The appellant filed a response to the petition, stating, in substance, that he was a stranger, and not a party to the proceeding, etc., for foreclosure, etc. Admits that he was in possession of the mortgaged premises, and avers that he had been since the 5th of September, 1855, about twelve months prior to the decree; and that he held such possession and claimed title adversely to the title of the defendants therein.
He denies that he then, or ever, held possession of the premises as the lessee, tenant or agent of the defendants in the decree, or any, or either of them.
He also denies that Marshall Grimes ever delivered to him the keys of the steam-mill, or the possession of the premises, as alleged in the petition. Insists that he is entitled to the possession of the premises, and prays to be discharged, etc.
The matter was heard upon the petition, response and evidence introduced, and the court made an order in favor of appellee for the possession of the premises, and that a writ of possession be issued, etc., as prayed.
From a bill of exceptions taken by the appellant, it appears, that upon the hearing the appellant read in evidence the decree of foreclosure, and the deed executed to him by the commissioner who made the sale under the decree.
The appellee also proved that all of the defendants in the decree were duly served with process, thirty days prior to the August term, 1855, notifying them of the pendency of the suit to foreclose, etc.
That before filing the petition, he had demanded of the appellant possession of the premises, which was refused, etc.
The clerk then brought into court a book purporting to be the record of deeds and mortgages for Sebastian county, from which the appellee offered fo read a deed purporting to have been executed by the sheriff of the county to the appellant, for the premises in question, etc., and in connection therewith introduced Solomon F. Clark, Esq., as a witness, who stated that the original of said deed was not in the possession or under the control of the appellee. That the appellant was in the court-house on the previous day, and hearing vritness say he intended .to serve notice on him to produce the deed, left, and that the notice was placed in the hands of the sheriff, who returned it, not served.
Appellee also introduced John Carnall, as a witness, in connection with his offer to read in evidence the deed from the record book, who stated that two days previous he saw the original deed in a pocket-book belonging to. Ben. T.' Data!, Esq., in the town of Greenwood.

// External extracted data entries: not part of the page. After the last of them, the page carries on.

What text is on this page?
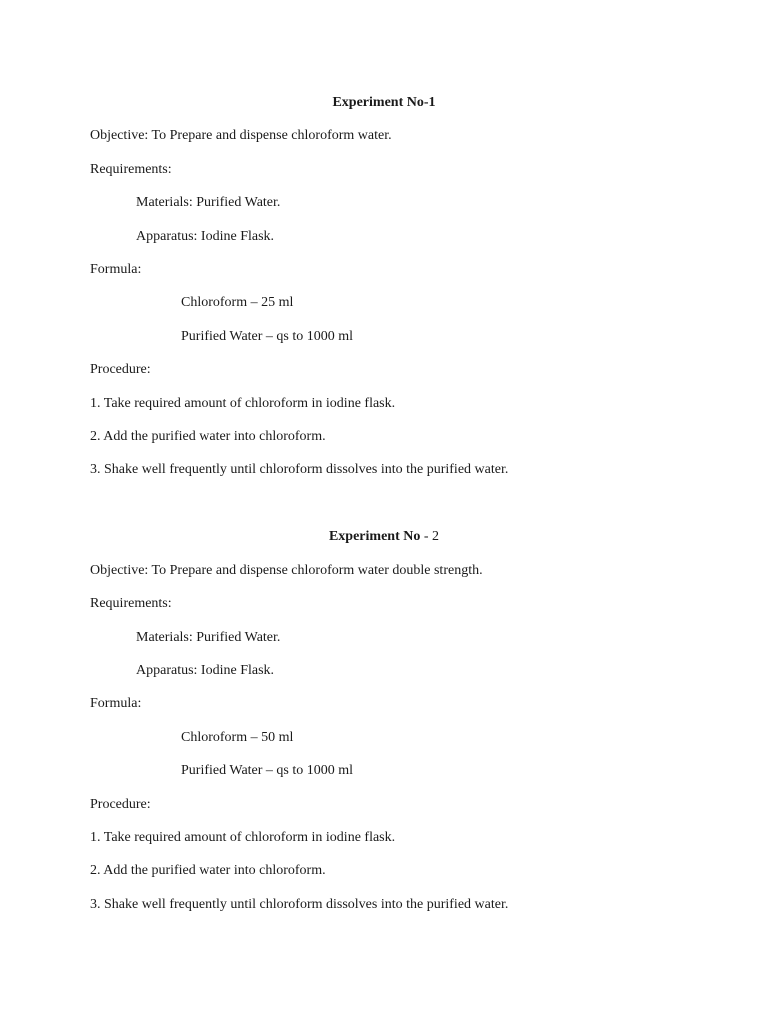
Experiment No-1
Objective: To Prepare and dispense chloroform water.
Requirements:
Materials: Purified Water.
Apparatus: Iodine Flask.
Formula:
Chloroform – 25 ml
Purified Water – qs to 1000 ml
Procedure:
1. Take required amount of chloroform in iodine flask.
2. Add the purified water into chloroform.
3. Shake well frequently until chloroform dissolves into the purified water.
Experiment No - 2
Objective: To Prepare and dispense chloroform water double strength.
Requirements:
Materials: Purified Water.
Apparatus: Iodine Flask.
Formula:
Chloroform – 50 ml
Purified Water – qs to 1000 ml
Procedure:
1. Take required amount of chloroform in iodine flask.
2. Add the purified water into chloroform.
3. Shake well frequently until chloroform dissolves into the purified water.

Appellee also introduced Duval, who stated that the deed was in the possession of John King, Marshall Grimes, or the appellant; that King and Grimes had been in the court-house on that morning, and the appellant on the day before. Upon this showing, the court permitted the appellee to read in evidence the deed from the record book, against the objection of appellant, who insisted that it was irrelevant, and that the showing was not sufficient, etc. The deed is copied in the bill of 'exceptions.
The appellee introduced no other evidence, and the appellant none.

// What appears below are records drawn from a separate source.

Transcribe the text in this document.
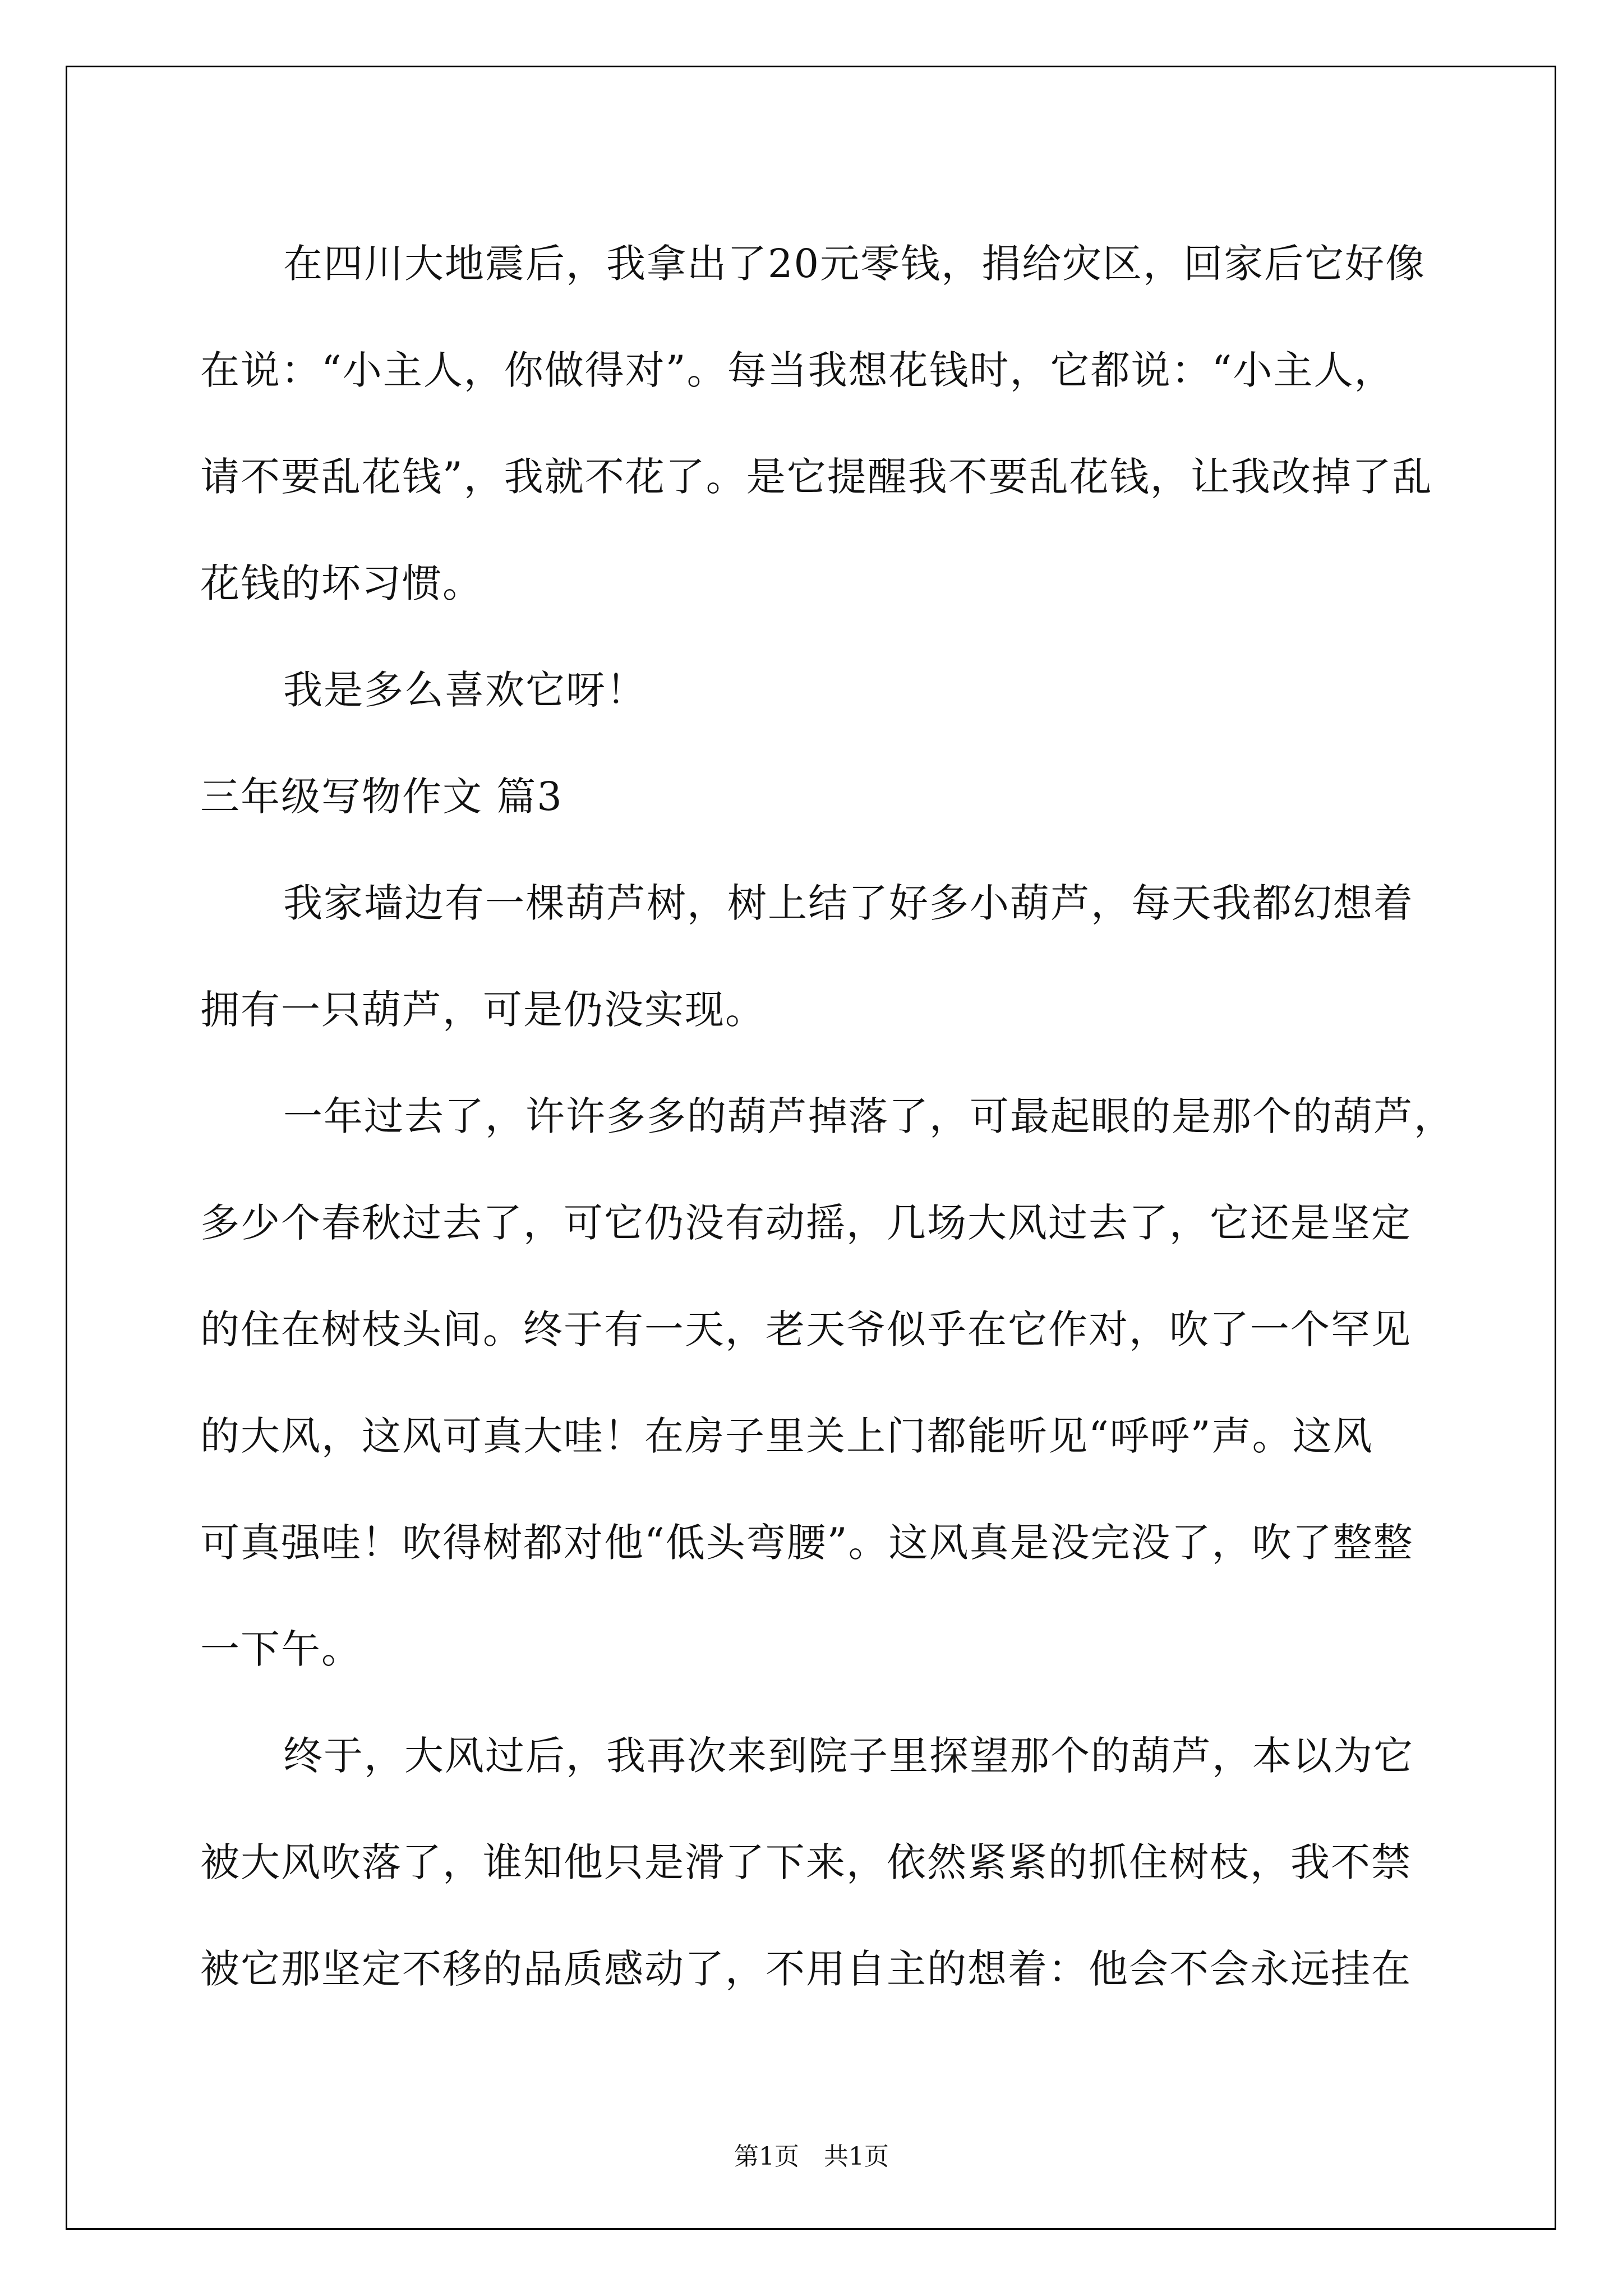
在四川大地震后，我拿出了20元零钱，捐给灾区，回家后它好像
在说：“小主人，你做得对”。每当我想花钱时，它都说：“小主人，
请不要乱花钱”，我就不花了。是它提醒我不要乱花钱，让我改掉了乱
花钱的坏习惯。
我是多么喜欢它呀！
三年级写物作文 篇3
我家墙边有一棵葫芦树，树上结了好多小葫芦，每天我都幻想着
拥有一只葫芦，可是仍没实现。
一年过去了，许许多多的葫芦掉落了，可最起眼的是那个的葫芦，
多少个春秋过去了，可它仍没有动摇，几场大风过去了，它还是坚定
的住在树枝头间。终于有一天，老天爷似乎在它作对，吹了一个罕见
的大风，这风可真大哇！在房子里关上门都能听见“呼呼”声。这风
可真强哇！吹得树都对他“低头弯腰”。这风真是没完没了，吹了整整
一下午。
终于，大风过后，我再次来到院子里探望那个的葫芦，本以为它
被大风吹落了，谁知他只是滑了下来，依然紧紧的抓住树枝，我不禁
被它那坚定不移的品质感动了，不用自主的想着：他会不会永远挂在
第1页　共1页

In Kershaw vs. Thompson, 4 John. Ch. R. 613, Chancellor Kent said: “ It does not appear to consist with sound principle, that the court, which has exclusive authority to foreclose the equity of redemption of a mortgage, and can call all the parties in interest .before it, and decree a sale of the mortgaged premises, should not be able even to put the purchaser into possession against one of the parties to the suit, and who is bound by the decr'ee. * * * * * If it was to be understood that after a decree and sale of the mortgaged premises, the mortgagor or other party to the suit, or perhaps those who have been let into possession by the mortgagor, pendente lite, could withhold the possession in defiance of the authority of the court of chancery, and compel the purchaser to resort to a court of law, I apprehend that the delay and expense, and inconvenience of such a course, of proceeding, w’ould greatly impair the value and diminish the results of sales .under a decree. * * * * * A bill to foreclose the equity of redemption is a suit concerning realty, and in rem, and the power that can dispose of the fee must control the possession.”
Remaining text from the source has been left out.